JH: (hesitates) I’m not going to say (laughs). Look, an interview is a give and take deal. And most artists understand that, most DJs understand that, and whether they’re on the same page or not can be tough. You’re literally put in a room with a stranger and you’re told, “Hey become best friends for like 15 minutes” or whatever it is, and I had a really hard time with that for awhile. So I can’t blame an artist, because I think a lot of my horrible interviews were because of me. I didn’t ask the right questions, and I didn’t make them feel comfortable. You have to go in there and do your best to make your artist feel comfortable and just talk to them like they’re a person. The harder ones are the younger ones. Yeah I’ve had some terrible, terrible interviews, and I know it was their first radio interview but at the end of the day, they’re going to learn just like I did. So I don’t want to fault them for it.
MM: What’s the next step or goal for Acme Radio going into 2020?
JH: We’re really trying to – again – carve out this niche within the local community. On Broadway, we’ve got bars that have country stars’ names and some of them aren’t even playing country music…it’s insane. When I think about downtown, I think about two places; I think about Robert’s [Western World], and that’s when I think about real country music, and then I think about Acme. And I think about real people, just in general. We’re also the only one–I don’t know about other places–that pays our artists. We always have, we always will. This place is doing something special, and my goal for this year is to really showcase what Acme is doing for the local community, down here on Broadway.
We’re getting people in front of tourists and locals alike that aren’t going to venture out to DRKMTTR or the East Room. So we’re getting them over here on our local alum nights, and we’ve been trying to get out and DJ more. We’ve been doing a monthly thing at Vinyl Tap, we’ve been doing stuff with Dive Motel, and we get everyone to come talk with us, meet us. This year we’re doing two stages for Record Store Day at The Groove in East Nashville, and then we’re doing this neighborhood series that we’re going to kick off leading up to Dancin’ in the District, which we kicked off last year.

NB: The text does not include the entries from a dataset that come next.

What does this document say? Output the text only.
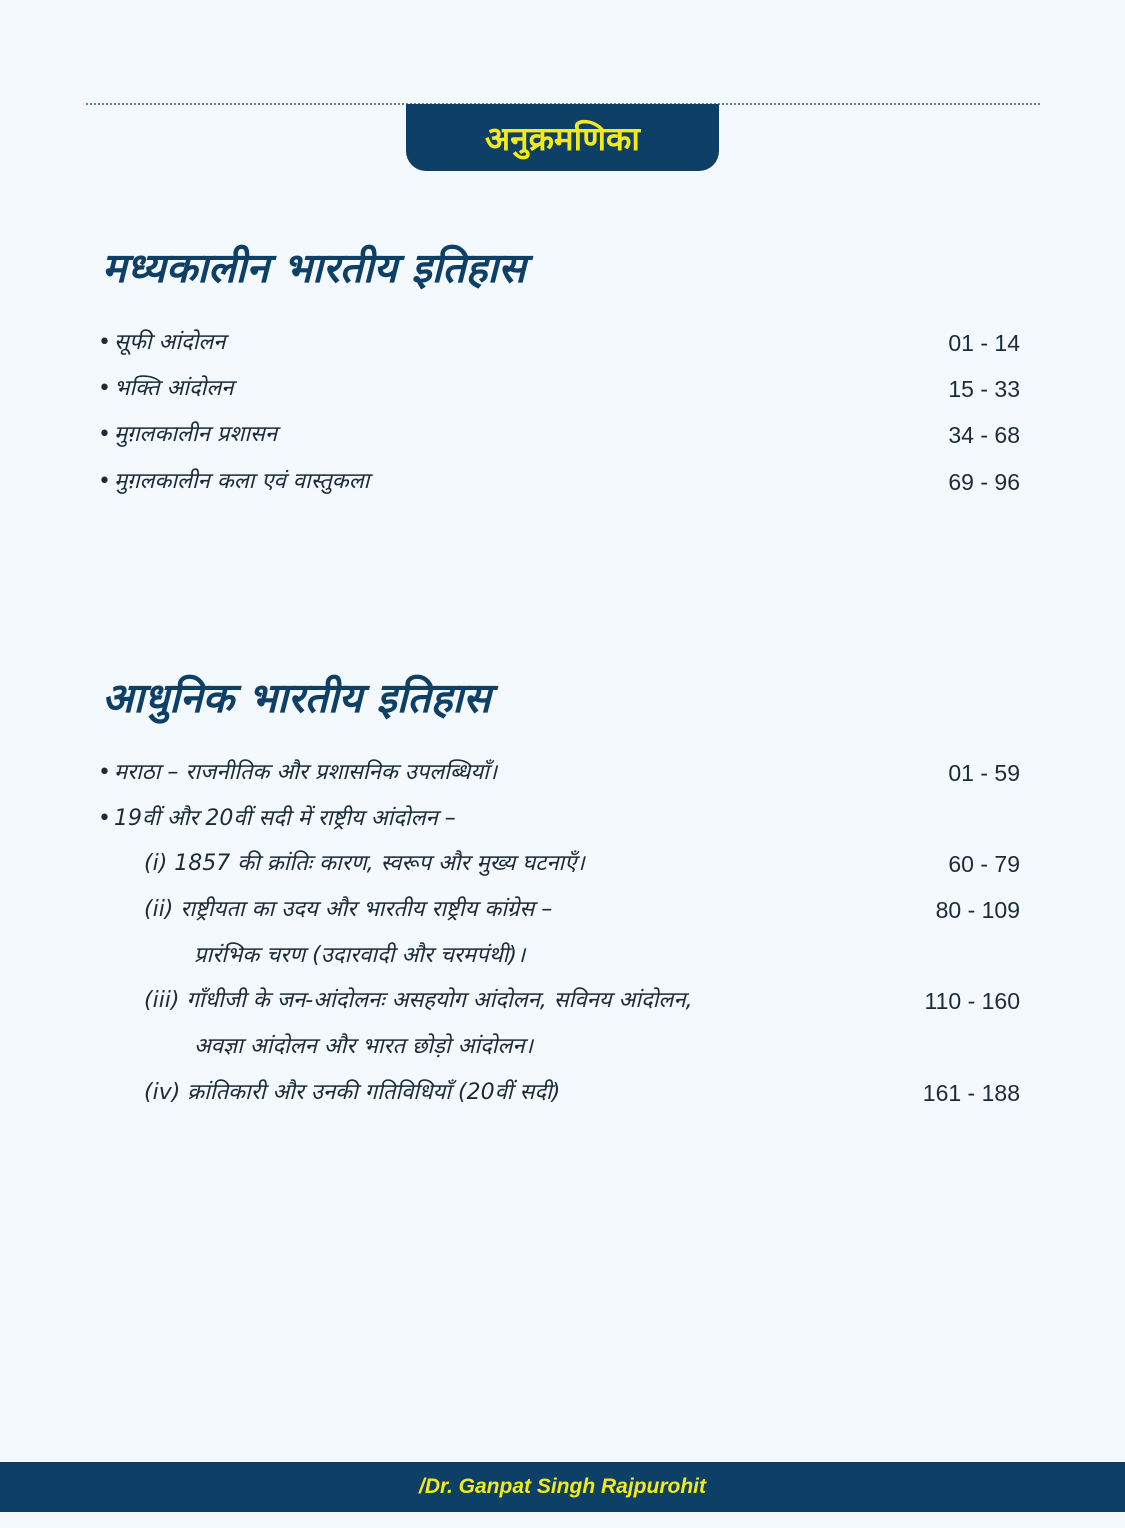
अनुक्रमणिका
मध्यकालीन भारतीय इतिहास
• सूफी आंदोलन	01 - 14
• भक्ति आंदोलन	15 - 33
• मुग़लकालीन प्रशासन	34 - 68
• मुग़लकालीन कला एवं वास्तुकला	69 - 96
आधुनिक भारतीय इतिहास
• मराठा – राजनीतिक और प्रशासनिक उपलब्धियाँ।	01 - 59
• 19वीं और 20वीं सदी में राष्ट्रीय आंदोलन –
(i) 1857 की क्रांतिः कारण, स्वरूप और मुख्य घटनाएँ।	60 - 79
(ii) राष्ट्रीयता का उदय और भारतीय राष्ट्रीय कांग्रेस –	80 - 109
प्रारंभिक चरण (उदारवादी और चरमपंथी)।
(iii) गाँधीजी के जन-आंदोलनः असहयोग आंदोलन, सविनय आंदोलन,	110 - 160
अवज्ञा आंदोलन और भारत छोड़ो आंदोलन।
(iv) क्रांतिकारी और उनकी गतिविधियाँ (20वीं सदी)	161 - 188
/Dr. Ganpat Singh Rajpurohit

So we get a chance to go into these different neighborhoods, whether it’s a park or these bar areas, and just engage them in free music. [Acme Radio is] just trying to push the fact that there’s more to Broadway than what people and the news are talking about.
MM: Now this is probably the most pertinent question I have for you. What Nashville food establishment can Justin Hammel not live without?
JH: Can I say Acme Feed & Seed, or? (laughs.) I would say, I would be really, really bummed if…which, it has closed downtown, but there is one in Cool Springs: Sportsman’s. I love Sportsman’s Grille. There’s also a couple pizza joints, like Joey’s [House of Pizza] which is off Hermitage or something, or Manny’s [House of Pizza] in the Arcade. It’s like New York style-pie. Oh and Slim & Huskies is dope too.